A sniffer dog deployed by Chilean rescuers on Wednesday night had responded to a scent from the site of a collapsed building in Gemmayzeh, Beirut governor Marwan Abboud said.
After detecting a pulse on Thursday, Lebanese emergency workers teamed up with the Chileans to determine whether there were any survivors.
News of the search drew crowds of people hopeful that another life could be saved.
Using their hands and shovels, they moved on Friday in the “direction of the signal”, trying to find a tunnel or entry point that would give them access to a “survivor or corpse”, Saade said, without elaborating on how long the process could take.
Lebanon, already mired in an economic crisis before the port blast, is not equipped for disaster management.
The country lacks the tools and expertise to handle advanced search and rescue operations which are now being supported by experts from Chile, France and the Unites States.

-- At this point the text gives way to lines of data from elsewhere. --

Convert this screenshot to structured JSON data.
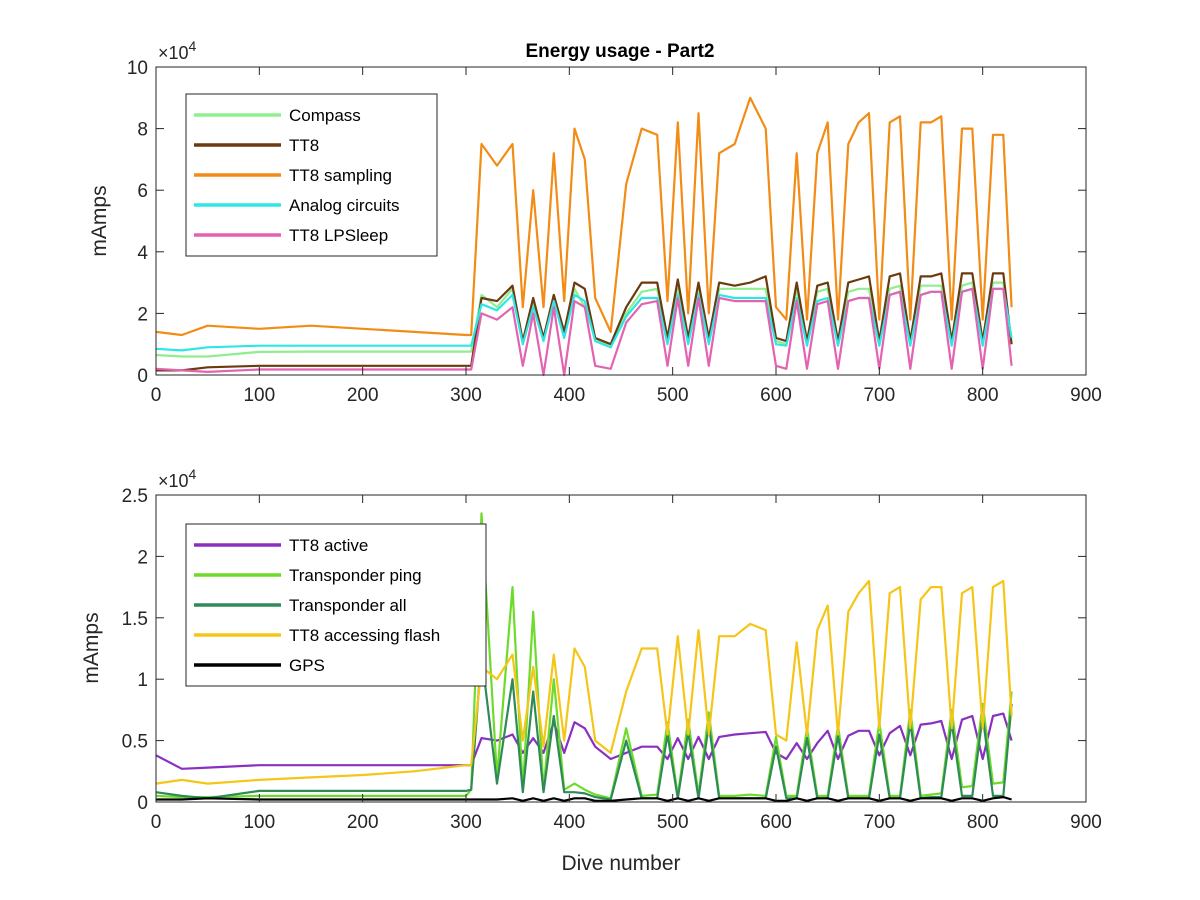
{
  "figure": {
    "title": "Energy usage - Part2",
    "xlabel": "Dive number"
  },
  "chart_data": [
    {
      "type": "line",
      "title": "Energy usage - Part2",
      "xlabel": "",
      "ylabel": "mAmps",
      "xlim": [
        0,
        900
      ],
      "ylim": [
        0,
        100000
      ],
      "x_ticks": [
        "0",
        "100",
        "200",
        "300",
        "400",
        "500",
        "600",
        "700",
        "800",
        "900"
      ],
      "y_ticks": [
        "0",
        "2",
        "4",
        "6",
        "8",
        "10"
      ],
      "y_multiplier": "×10",
      "y_multiplier_exponent": "4",
      "grid": false,
      "legend_position": "top-left",
      "x": [
        0,
        25,
        50,
        100,
        150,
        200,
        250,
        300,
        305,
        315,
        330,
        345,
        355,
        365,
        375,
        385,
        395,
        405,
        415,
        425,
        440,
        455,
        470,
        485,
        495,
        505,
        515,
        525,
        535,
        545,
        560,
        575,
        590,
        600,
        610,
        620,
        630,
        640,
        650,
        660,
        670,
        680,
        690,
        700,
        710,
        720,
        730,
        740,
        750,
        760,
        770,
        780,
        790,
        800,
        810,
        820,
        828
      ],
      "series": [
        {
          "name": "Compass",
          "color": "#8fee8f",
          "values": [
            6500,
            6000,
            6000,
            7500,
            7600,
            7600,
            7600,
            7600,
            7600,
            26000,
            22000,
            28000,
            10000,
            24000,
            12000,
            26000,
            14000,
            28000,
            22000,
            12000,
            9000,
            20000,
            27000,
            28000,
            11000,
            28000,
            11000,
            28000,
            11000,
            28000,
            28000,
            28000,
            28000,
            11000,
            10000,
            28000,
            10000,
            27000,
            28000,
            10000,
            27000,
            28000,
            28000,
            10000,
            28000,
            29000,
            10000,
            29000,
            29000,
            29000,
            10000,
            29000,
            30000,
            10000,
            30000,
            30000,
            10000
          ]
        },
        {
          "name": "TT8",
          "color": "#6b3a0e",
          "values": [
            1500,
            1500,
            2500,
            3000,
            3000,
            3000,
            3000,
            3000,
            3000,
            25000,
            24000,
            29000,
            11000,
            25000,
            12000,
            26000,
            14000,
            30000,
            28000,
            12000,
            10000,
            22000,
            30000,
            30000,
            12000,
            31000,
            12000,
            30000,
            12000,
            30000,
            29000,
            30000,
            32000,
            12000,
            11000,
            30000,
            11000,
            29000,
            30000,
            11000,
            30000,
            31000,
            32000,
            11000,
            32000,
            33000,
            11000,
            32000,
            32000,
            33000,
            11000,
            33000,
            33000,
            11000,
            33000,
            33000,
            10000
          ]
        },
        {
          "name": "TT8 sampling",
          "color": "#f28c16",
          "values": [
            14000,
            13000,
            16000,
            15000,
            16000,
            15000,
            14000,
            13000,
            13000,
            75000,
            68000,
            75000,
            22000,
            60000,
            22000,
            72000,
            24000,
            80000,
            70000,
            25000,
            14000,
            62000,
            80000,
            78000,
            24000,
            82000,
            20000,
            85000,
            20000,
            72000,
            75000,
            90000,
            80000,
            22000,
            18000,
            72000,
            18000,
            72000,
            82000,
            18000,
            75000,
            82000,
            85000,
            18000,
            82000,
            84000,
            18000,
            82000,
            82000,
            84000,
            18000,
            80000,
            80000,
            18000,
            78000,
            78000,
            22000
          ]
        },
        {
          "name": "Analog circuits",
          "color": "#2fe6e6",
          "values": [
            8500,
            8000,
            9000,
            9500,
            9500,
            9500,
            9500,
            9500,
            9500,
            23000,
            21000,
            26000,
            10000,
            22000,
            11000,
            24000,
            12000,
            26000,
            24000,
            11000,
            9000,
            19000,
            25000,
            25000,
            10000,
            26000,
            10000,
            26000,
            10000,
            26000,
            25000,
            25000,
            25000,
            10000,
            9500,
            25000,
            9500,
            24000,
            25000,
            9500,
            24000,
            25000,
            25000,
            9500,
            26000,
            27000,
            9500,
            26000,
            27000,
            27000,
            9500,
            27000,
            28000,
            9500,
            28000,
            28000,
            12000
          ]
        },
        {
          "name": "TT8 LPSleep",
          "color": "#e362b2",
          "values": [
            2000,
            1500,
            1000,
            1800,
            1800,
            1800,
            1800,
            1800,
            1800,
            20000,
            18000,
            22000,
            3000,
            20000,
            0,
            22000,
            0,
            24000,
            22000,
            3000,
            2000,
            17000,
            23000,
            24000,
            3000,
            25000,
            3000,
            25000,
            3000,
            25000,
            24000,
            24000,
            24000,
            3000,
            2000,
            24000,
            2000,
            23000,
            24000,
            2000,
            24000,
            25000,
            25000,
            2000,
            26000,
            27000,
            2000,
            26000,
            27000,
            27000,
            2000,
            27000,
            28000,
            2000,
            28000,
            28000,
            3000
          ]
        }
      ]
    },
    {
      "type": "line",
      "title": "",
      "xlabel": "Dive number",
      "ylabel": "mAmps",
      "xlim": [
        0,
        900
      ],
      "ylim": [
        0,
        25000
      ],
      "x_ticks": [
        "0",
        "100",
        "200",
        "300",
        "400",
        "500",
        "600",
        "700",
        "800",
        "900"
      ],
      "y_ticks": [
        "0",
        "0.5",
        "1",
        "1.5",
        "2",
        "2.5"
      ],
      "y_multiplier": "×10",
      "y_multiplier_exponent": "4",
      "grid": false,
      "legend_position": "top-left",
      "x": [
        0,
        25,
        50,
        100,
        150,
        200,
        250,
        300,
        305,
        315,
        330,
        345,
        355,
        365,
        375,
        385,
        395,
        405,
        415,
        425,
        440,
        455,
        470,
        485,
        495,
        505,
        515,
        525,
        535,
        545,
        560,
        575,
        590,
        600,
        610,
        620,
        630,
        640,
        650,
        660,
        670,
        680,
        690,
        700,
        710,
        720,
        730,
        740,
        750,
        760,
        770,
        780,
        790,
        800,
        810,
        820,
        828
      ],
      "series": [
        {
          "name": "TT8 active",
          "color": "#8a30c0",
          "values": [
            3800,
            2700,
            2800,
            3000,
            3000,
            3000,
            3000,
            3000,
            3000,
            5200,
            5000,
            5500,
            4000,
            5200,
            4000,
            6500,
            4000,
            6500,
            6000,
            4500,
            3500,
            4000,
            4500,
            4500,
            3500,
            5200,
            3500,
            5300,
            3500,
            5300,
            5500,
            5600,
            5700,
            4000,
            3500,
            4800,
            3500,
            4800,
            5800,
            3500,
            5400,
            5800,
            5800,
            3800,
            5600,
            6200,
            3800,
            6300,
            6400,
            6600,
            3500,
            6700,
            7000,
            3500,
            7000,
            7200,
            5000
          ]
        },
        {
          "name": "Transponder ping",
          "color": "#6edb2b",
          "values": [
            500,
            400,
            400,
            500,
            500,
            500,
            500,
            500,
            1000,
            23500,
            2000,
            17500,
            1000,
            15500,
            1000,
            10000,
            1000,
            1500,
            1000,
            600,
            300,
            6000,
            500,
            600,
            6500,
            500,
            6700,
            600,
            7300,
            500,
            500,
            600,
            500,
            5300,
            500,
            500,
            6000,
            500,
            500,
            6200,
            500,
            500,
            500,
            6500,
            500,
            500,
            7500,
            500,
            600,
            700,
            7500,
            1200,
            1300,
            8000,
            1500,
            1600,
            9000
          ]
        },
        {
          "name": "Transponder all",
          "color": "#2e8b57",
          "values": [
            800,
            500,
            300,
            900,
            900,
            900,
            900,
            900,
            1000,
            12000,
            1500,
            10000,
            800,
            9000,
            800,
            7000,
            800,
            800,
            700,
            400,
            200,
            5000,
            300,
            300,
            5500,
            300,
            5700,
            300,
            6300,
            300,
            300,
            300,
            300,
            4500,
            300,
            300,
            5200,
            300,
            300,
            5400,
            300,
            300,
            300,
            5500,
            300,
            300,
            6500,
            300,
            400,
            400,
            6500,
            500,
            500,
            7000,
            500,
            500,
            8000
          ]
        },
        {
          "name": "TT8 accessing flash",
          "color": "#f5c518",
          "values": [
            1500,
            1800,
            1500,
            1800,
            2000,
            2200,
            2500,
            3000,
            3000,
            11000,
            10000,
            12000,
            5000,
            11000,
            4500,
            12000,
            5000,
            12500,
            11000,
            5000,
            4000,
            9000,
            12500,
            12500,
            5500,
            13500,
            5500,
            14000,
            5500,
            13500,
            13500,
            14500,
            14000,
            5500,
            5000,
            13000,
            5500,
            14000,
            16000,
            5500,
            15500,
            17000,
            18000,
            6000,
            17000,
            17500,
            6000,
            16500,
            17500,
            17500,
            6000,
            17000,
            17500,
            6000,
            17500,
            18000,
            7000
          ]
        },
        {
          "name": "GPS",
          "color": "#000000",
          "values": [
            200,
            200,
            300,
            200,
            200,
            200,
            200,
            200,
            200,
            200,
            200,
            300,
            100,
            300,
            100,
            300,
            100,
            300,
            300,
            100,
            100,
            200,
            300,
            300,
            100,
            300,
            100,
            300,
            100,
            300,
            300,
            300,
            300,
            100,
            100,
            300,
            100,
            300,
            300,
            100,
            300,
            300,
            300,
            100,
            300,
            300,
            100,
            300,
            300,
            300,
            100,
            300,
            300,
            100,
            300,
            400,
            200
          ]
        }
      ]
    }
  ]
}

The Chileans arrived recently with a sniffer dog trained to find humans, as well as specialist sensor devices that can detect heart beats and breathing.
They have been praised as heroes by many Lebanese on social media who have compared their expertise with the lacklustre performance of what they see as an absent state.

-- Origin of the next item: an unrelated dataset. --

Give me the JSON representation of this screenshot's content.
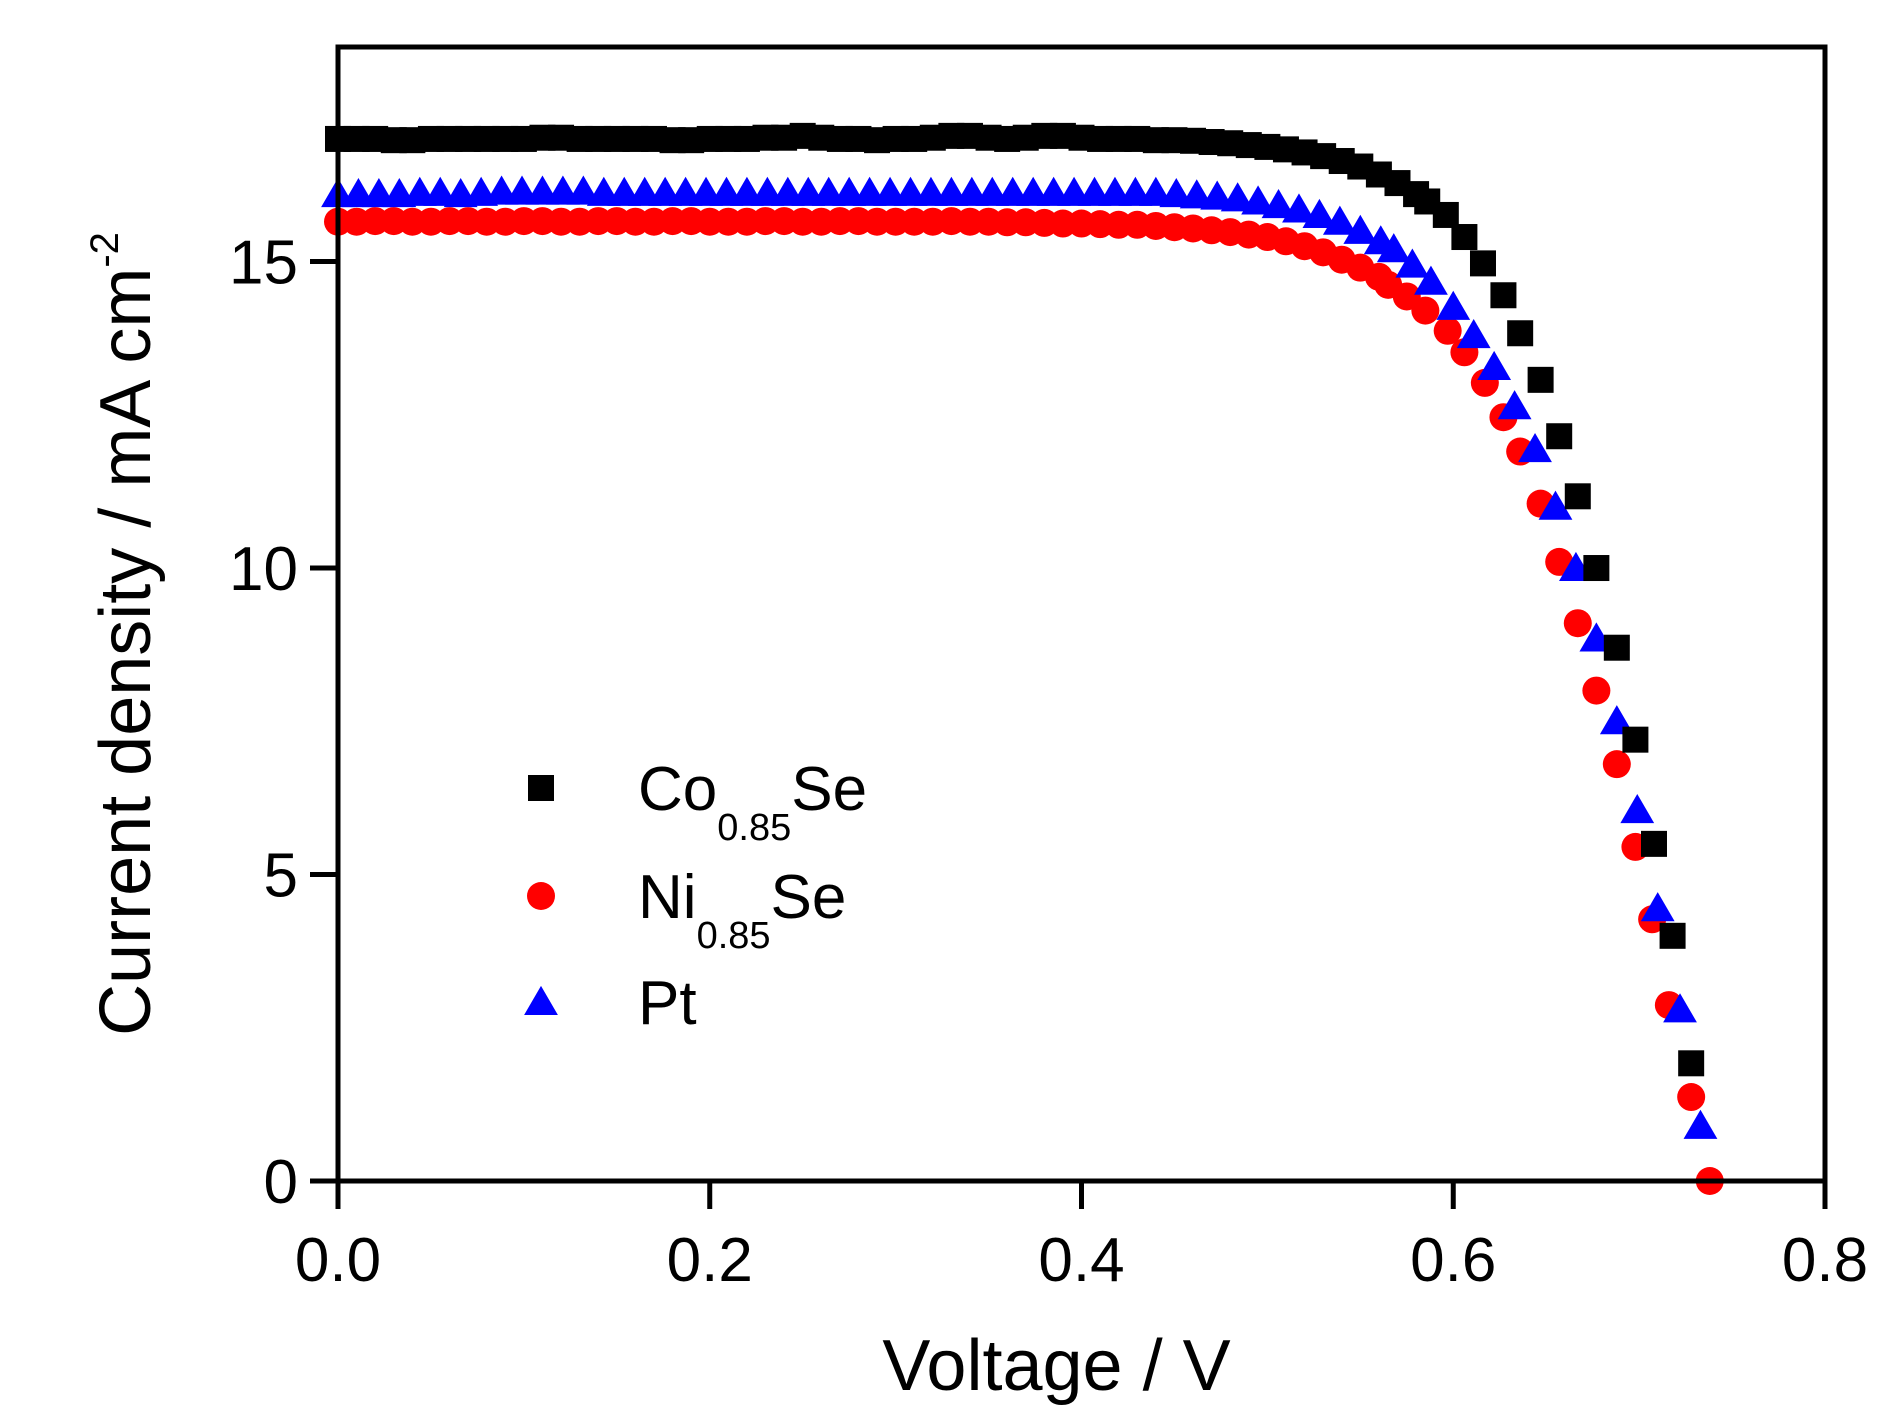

Lebanese authorities came under more fire from an anxious public after Thursday’s search and rescue operation was paused for two hours.
In a statement on Friday, the Lebanese army said search and rescue efforts had been halted because chunks of the building’s wall could fall on emergency workers.
Rescuers resumed work at 2230 GMT after military engineers with the help of two cranes “managed to secure the building for work to resume”, the statement said.
The stoppage sparked an outcry on social media.
“There is a heart beating in Mar Mikhail, and there are heartless officials who decided to stop the rescue operation,” activist Zahia Awad said on Twitter.
As well as killing more than 190 people, the August 4 explosion injured at least 6,500 and left 300,000 homeless.
Hassan Diab, who quit along with his government in the wake of the blast, said 2,750 tonnes of ammonium nitrate had blown up. The fertiliser had been stored in a portside warehouse for years, without precautionary measures.
But experts believe the quantity that ignited was substantially less than declared by authorities.
Western powers including France and the United States have joined calls by Lebanese citizens at home and abroad for an international investigation.
Lebanese authorities, however, have rejected foreign involvement in the probe, favouring instead a local investigation, albeit supported by the US FBI.
France has launched its own probe.
All 25 suspects identified by Lebanese investigators are now in custody, a judicial source told AFP.
They include Beirut port chief Hassan Koraytem and customs chief Badri Daher, as well as three Syrian welders.